I’ve seen two themes to the reactions from the video after it started circulating on Friday night. The first was to presume that this is Simon Harris’s true feeling on disability matters. I think this is a little uncharitable, and unfair: I don’t doubt Harris’ sincerity in wanting to make things better for families in situations like ours. His own subsequent comments about being the 16-year-old who saw his mother in tears, about the shortage of services, rings true to that.

The second reaction, I think, is the more potent one: the fact that, when challenged about the fruits of his labour in the sector, Harris was seen to simply dismiss the lived realities of people in this sector, refused to entertain any complaints in good faith, and turned on his heel within 40 seconds.

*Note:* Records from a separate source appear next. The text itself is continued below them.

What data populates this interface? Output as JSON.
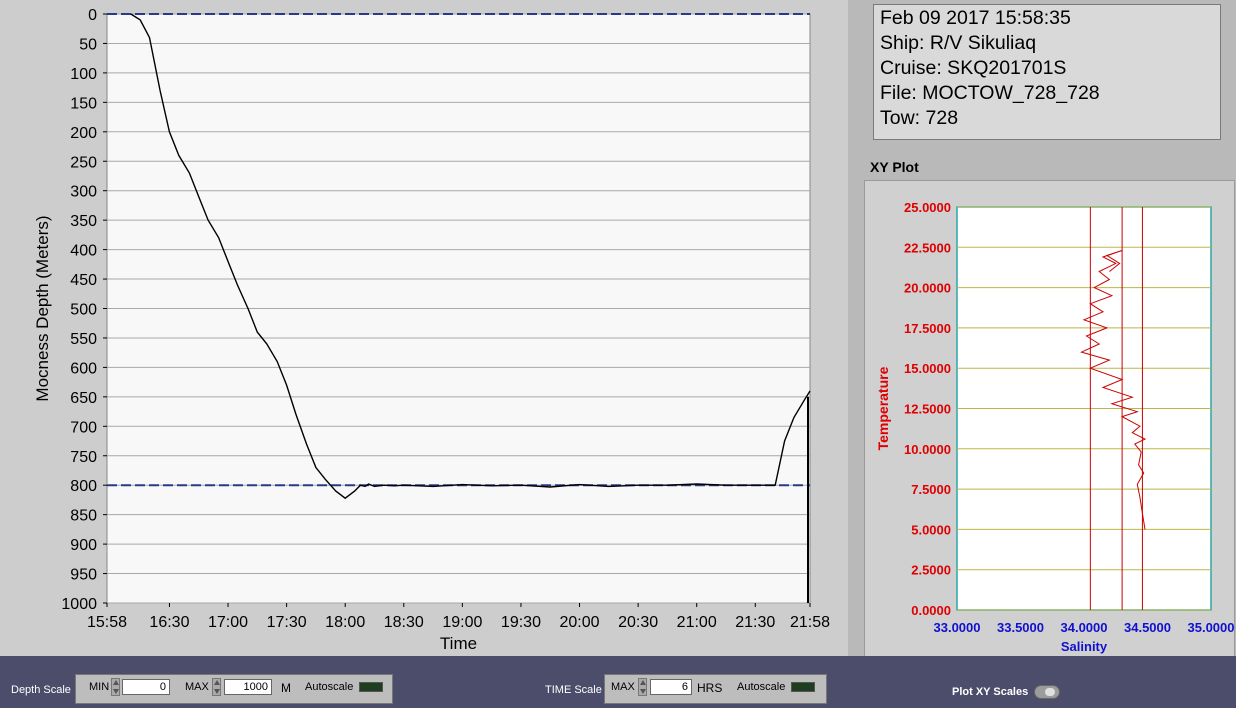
{
  "depth_chart": {
    "chart_data": {
      "type": "line",
      "ylabel": "Mocness Depth (Meters)",
      "xlabel": "Time",
      "ylim": [
        1000,
        0
      ],
      "yticks": [
        "0",
        "50",
        "100",
        "150",
        "200",
        "250",
        "300",
        "350",
        "400",
        "450",
        "500",
        "550",
        "600",
        "650",
        "700",
        "750",
        "800",
        "850",
        "900",
        "950",
        "1000"
      ],
      "xticks": [
        "15:58",
        "16:30",
        "17:00",
        "17:30",
        "18:00",
        "18:30",
        "19:00",
        "19:30",
        "20:00",
        "20:30",
        "21:00",
        "21:30",
        "21:58"
      ],
      "xtick_hours": [
        15.967,
        16.5,
        17.0,
        17.5,
        18.0,
        18.5,
        19.0,
        19.5,
        20.0,
        20.5,
        21.0,
        21.5,
        21.967
      ],
      "xlim_hours": [
        15.967,
        21.967
      ],
      "reference_lines": [
        0,
        800
      ],
      "series": [
        {
          "x_hours": [
            16.17,
            16.25,
            16.33,
            16.42,
            16.5,
            16.58,
            16.67,
            16.75,
            16.83,
            16.92,
            17.0,
            17.08,
            17.17,
            17.25,
            17.33,
            17.42,
            17.5,
            17.58,
            17.67,
            17.75,
            17.83,
            17.92,
            18.0,
            18.08,
            18.13,
            18.17,
            18.2,
            18.25,
            18.33,
            18.42,
            18.5,
            18.75,
            19.0,
            19.25,
            19.5,
            19.75,
            20.0,
            20.25,
            20.5,
            20.75,
            21.0,
            21.25,
            21.5,
            21.58,
            21.67,
            21.75,
            21.83,
            21.92,
            21.967
          ],
          "depth_m": [
            0,
            10,
            40,
            130,
            200,
            240,
            270,
            310,
            350,
            380,
            420,
            460,
            500,
            540,
            560,
            590,
            630,
            680,
            730,
            770,
            790,
            810,
            822,
            810,
            800,
            802,
            798,
            802,
            800,
            801,
            800,
            802,
            799,
            801,
            800,
            803,
            799,
            802,
            800,
            800,
            798,
            800,
            800,
            800,
            800,
            725,
            685,
            655,
            640
          ]
        }
      ],
      "color": "#000000"
    }
  },
  "info": {
    "date": "Feb 09 2017 15:58:35",
    "ship": "Ship: R/V Sikuliaq",
    "cruise": "Cruise: SKQ201701S",
    "file": "File: MOCTOW_728_728",
    "tow": "Tow: 728"
  },
  "xy_plot": {
    "title": "XY Plot",
    "chart_data": {
      "type": "line",
      "ylabel": "Temperature",
      "xlabel": "Salinity",
      "xlim": [
        33.0,
        35.0
      ],
      "ylim": [
        0.0,
        25.0
      ],
      "xticks": [
        "33.0000",
        "33.5000",
        "34.0000",
        "34.5000",
        "35.0000"
      ],
      "yticks": [
        "0.0000",
        "2.5000",
        "5.0000",
        "7.5000",
        "10.0000",
        "12.5000",
        "15.0000",
        "17.5000",
        "20.0000",
        "22.5000",
        "25.0000"
      ],
      "series": [
        {
          "salinity": [
            34.48,
            34.46,
            34.44,
            34.42,
            34.47,
            34.43,
            34.45,
            34.4,
            34.48,
            34.38,
            34.44,
            34.3,
            34.42,
            34.22,
            34.38,
            34.15,
            34.3,
            34.05,
            34.2,
            33.98,
            34.12,
            34.02,
            34.18,
            34.0,
            34.15,
            34.05,
            34.22,
            34.08,
            34.2,
            34.12,
            34.25,
            34.15,
            34.3,
            34.18,
            34.28,
            34.2
          ],
          "temperature": [
            5.0,
            6.0,
            7.0,
            7.8,
            8.5,
            9.0,
            9.8,
            10.3,
            10.6,
            11.0,
            11.4,
            12.0,
            12.3,
            12.8,
            13.2,
            13.8,
            14.3,
            15.0,
            15.5,
            16.0,
            16.5,
            17.0,
            17.5,
            18.0,
            18.5,
            19.0,
            19.5,
            20.0,
            20.5,
            21.0,
            21.5,
            21.9,
            22.3,
            22.0,
            21.5,
            21.0
          ]
        }
      ],
      "color": "#cc0000"
    }
  },
  "controls": {
    "depth_scale_label": "Depth Scale",
    "depth_min_label": "MIN",
    "depth_min_value": "0",
    "depth_max_label": "MAX",
    "depth_max_value": "1000",
    "depth_unit": "M",
    "depth_autoscale_label": "Autoscale",
    "time_scale_label": "TIME Scale",
    "time_max_label": "MAX",
    "time_max_value": "6",
    "time_unit": "HRS",
    "time_autoscale_label": "Autoscale",
    "plot_xy_scales_label": "Plot XY Scales"
  }
}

This is an especially important point because of another trait that Harris has exhibited in the last few weeks: that of nitpicking. In the ten-way debate on RTÉ last week, the Taoiseach started contesting the idea that he had “signed” the contract for the National Children’s Hospital (even though he accepted responsibility for it). He ended up looking like he was trying to evade responsibility for the issue, based only on a linguistic point. On another occasion, when someone approached him to complain that RTÉ weren’t covering a specific topic, Harris curtly pointed out that there was an RTÉ microphone in front of that person’s face right now.

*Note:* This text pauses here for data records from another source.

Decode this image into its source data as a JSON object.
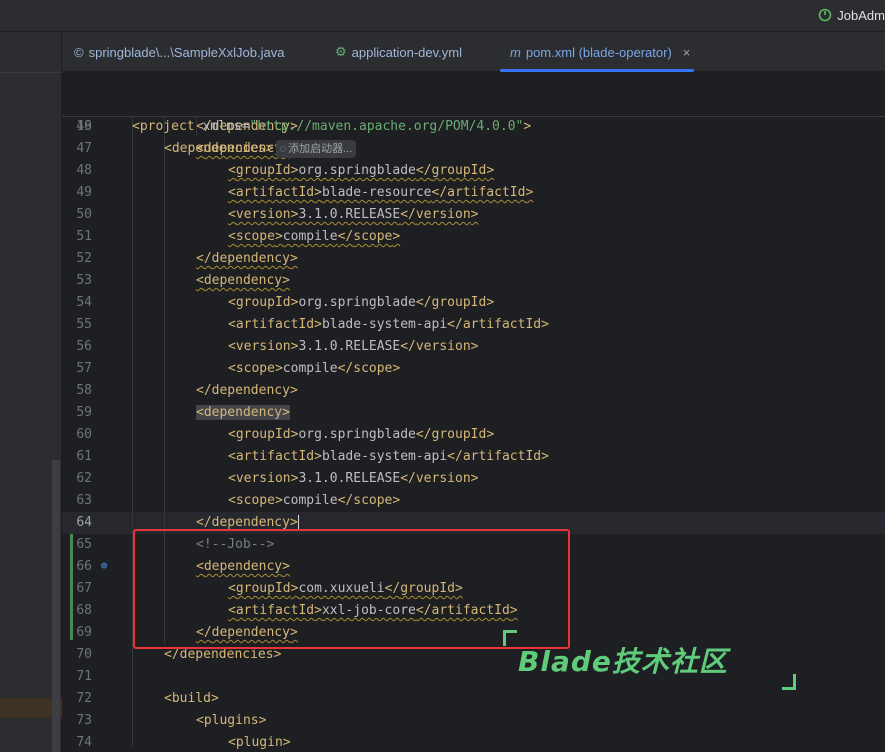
{
  "window": {
    "run_config_label": "JobAdm"
  },
  "tabs": [
    {
      "icon": "java-class-icon",
      "glyph": "©",
      "label": "springblade\\...\\SampleXxlJob.java",
      "active": false
    },
    {
      "icon": "spring-yaml-icon",
      "glyph": "⚙",
      "label": "application-dev.yml",
      "active": false
    },
    {
      "icon": "maven-icon",
      "glyph": "m",
      "label": "pom.xml (blade-operator)",
      "active": true,
      "close": "×"
    }
  ],
  "sticky": [
    {
      "num": "2",
      "project_tag": "project",
      "xmlns_attr": "xmlns",
      "xmlns_val": "\"http://maven.apache.org/POM/4.0.0\""
    },
    {
      "num": "19",
      "tag": "dependencies",
      "inlay_label": "添加启动器..."
    }
  ],
  "lines": [
    {
      "num": "46",
      "indent": 2,
      "kind": "close",
      "tag": "dependency"
    },
    {
      "num": "47",
      "indent": 2,
      "kind": "open",
      "tag": "dependency"
    },
    {
      "num": "48",
      "indent": 3,
      "kind": "elem",
      "tag": "groupId",
      "text": "org.springblade"
    },
    {
      "num": "49",
      "indent": 3,
      "kind": "elem",
      "tag": "artifactId",
      "text": "blade-resource"
    },
    {
      "num": "50",
      "indent": 3,
      "kind": "elem",
      "tag": "version",
      "text": "3.1.0.RELEASE"
    },
    {
      "num": "51",
      "indent": 3,
      "kind": "elem",
      "tag": "scope",
      "text": "compile"
    },
    {
      "num": "52",
      "indent": 2,
      "kind": "close",
      "tag": "dependency"
    },
    {
      "num": "53",
      "indent": 2,
      "kind": "open",
      "tag": "dependency"
    },
    {
      "num": "54",
      "indent": 3,
      "kind": "elem",
      "tag": "groupId",
      "text": "org.springblade"
    },
    {
      "num": "55",
      "indent": 3,
      "kind": "elem",
      "tag": "artifactId",
      "text": "blade-system-api"
    },
    {
      "num": "56",
      "indent": 3,
      "kind": "elem",
      "tag": "version",
      "text": "3.1.0.RELEASE"
    },
    {
      "num": "57",
      "indent": 3,
      "kind": "elem",
      "tag": "scope",
      "text": "compile"
    },
    {
      "num": "58",
      "indent": 2,
      "kind": "close",
      "tag": "dependency"
    },
    {
      "num": "59",
      "indent": 2,
      "kind": "open",
      "tag": "dependency"
    },
    {
      "num": "60",
      "indent": 3,
      "kind": "elem",
      "tag": "groupId",
      "text": "org.springblade"
    },
    {
      "num": "61",
      "indent": 3,
      "kind": "elem",
      "tag": "artifactId",
      "text": "blade-system-api"
    },
    {
      "num": "62",
      "indent": 3,
      "kind": "elem",
      "tag": "version",
      "text": "3.1.0.RELEASE"
    },
    {
      "num": "63",
      "indent": 3,
      "kind": "elem",
      "tag": "scope",
      "text": "compile"
    },
    {
      "num": "64",
      "indent": 2,
      "kind": "close",
      "tag": "dependency"
    },
    {
      "num": "65",
      "indent": 2,
      "kind": "comment",
      "text": "<!--Job-->"
    },
    {
      "num": "66",
      "indent": 2,
      "kind": "open",
      "tag": "dependency"
    },
    {
      "num": "67",
      "indent": 3,
      "kind": "elem",
      "tag": "groupId",
      "text": "com.xuxueli"
    },
    {
      "num": "68",
      "indent": 3,
      "kind": "elem",
      "tag": "artifactId",
      "text": "xxl-job-core"
    },
    {
      "num": "69",
      "indent": 2,
      "kind": "close",
      "tag": "dependency"
    },
    {
      "num": "70",
      "indent": 1,
      "kind": "close",
      "tag": "dependencies"
    },
    {
      "num": "71",
      "indent": 0,
      "kind": "blank"
    },
    {
      "num": "72",
      "indent": 1,
      "kind": "open",
      "tag": "build"
    },
    {
      "num": "73",
      "indent": 2,
      "kind": "open",
      "tag": "plugins"
    },
    {
      "num": "74",
      "indent": 3,
      "kind": "open",
      "tag": "plugin"
    }
  ],
  "watermark": {
    "text": "Blade技术社区"
  },
  "colors": {
    "accent": "#3574f0",
    "tag": "#d5b778",
    "string": "#6aab73",
    "comment": "#7a7e85",
    "annotation_box": "#e5343a",
    "watermark": "#5fcc7c"
  }
}
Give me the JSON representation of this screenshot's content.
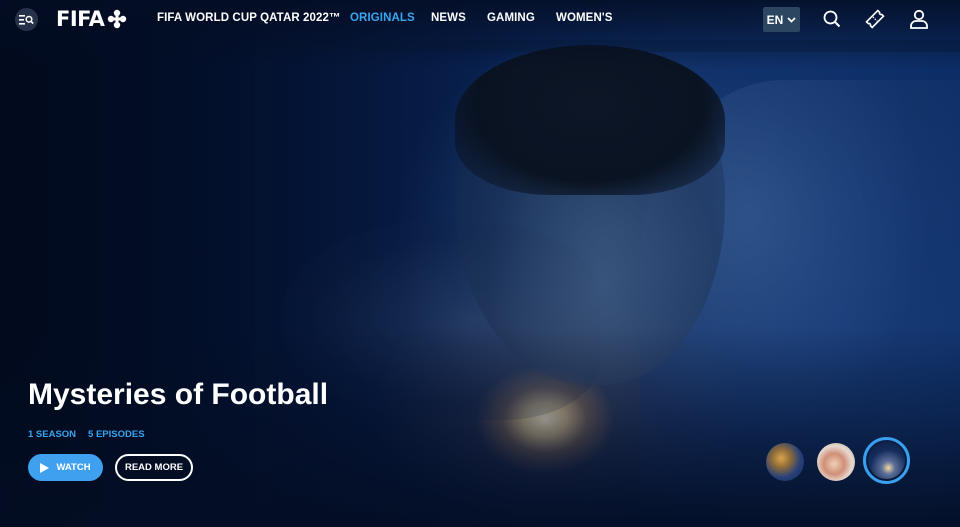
{
  "nav": {
    "menu_icon": "menu-search-icon",
    "logo_text": "FIFA",
    "links": [
      {
        "label": "FIFA WORLD CUP QATAR 2022™",
        "active": false
      },
      {
        "label": "ORIGINALS",
        "active": true
      },
      {
        "label": "NEWS",
        "active": false
      },
      {
        "label": "GAMING",
        "active": false
      },
      {
        "label": "WOMEN'S",
        "active": false
      }
    ],
    "language": "EN",
    "icons": [
      "search-icon",
      "ticket-icon",
      "user-icon"
    ]
  },
  "hero": {
    "title": "Mysteries of Football",
    "seasons": "1 SEASON",
    "episodes": "5 EPISODES",
    "watch_label": "WATCH",
    "read_more_label": "READ MORE",
    "carousel": [
      "slide-1",
      "slide-2",
      "slide-3"
    ],
    "active_slide": 3
  },
  "colors": {
    "accent": "#39a4f0",
    "button": "#3fa0ef",
    "background": "#04112a"
  }
}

Being confronted with the stasis of the disability sector - where kids like my daughter still can’t get the services they need, because the sector as a whole is under-resourced and there’s still disparity in how some teams are staffed - is not a comfortable situation for anyone. If I were a minister who’d presided over it for four years, I’d be upset to think my work had failed to make an impact. But I’d at least hope I’d be able to stand politely, to be a listening ear to the concerns, and to promise to do better.

If people think Fine Gael carries a touch of arrogance - and ultimately, every political party is trying to make the case that they are the only ones capable of running the country properly - then clippy, curt exchanges like this begin to resonate with voters. And when Harris has centralised the entire campaign around himself and his personality, these are the moments that matter.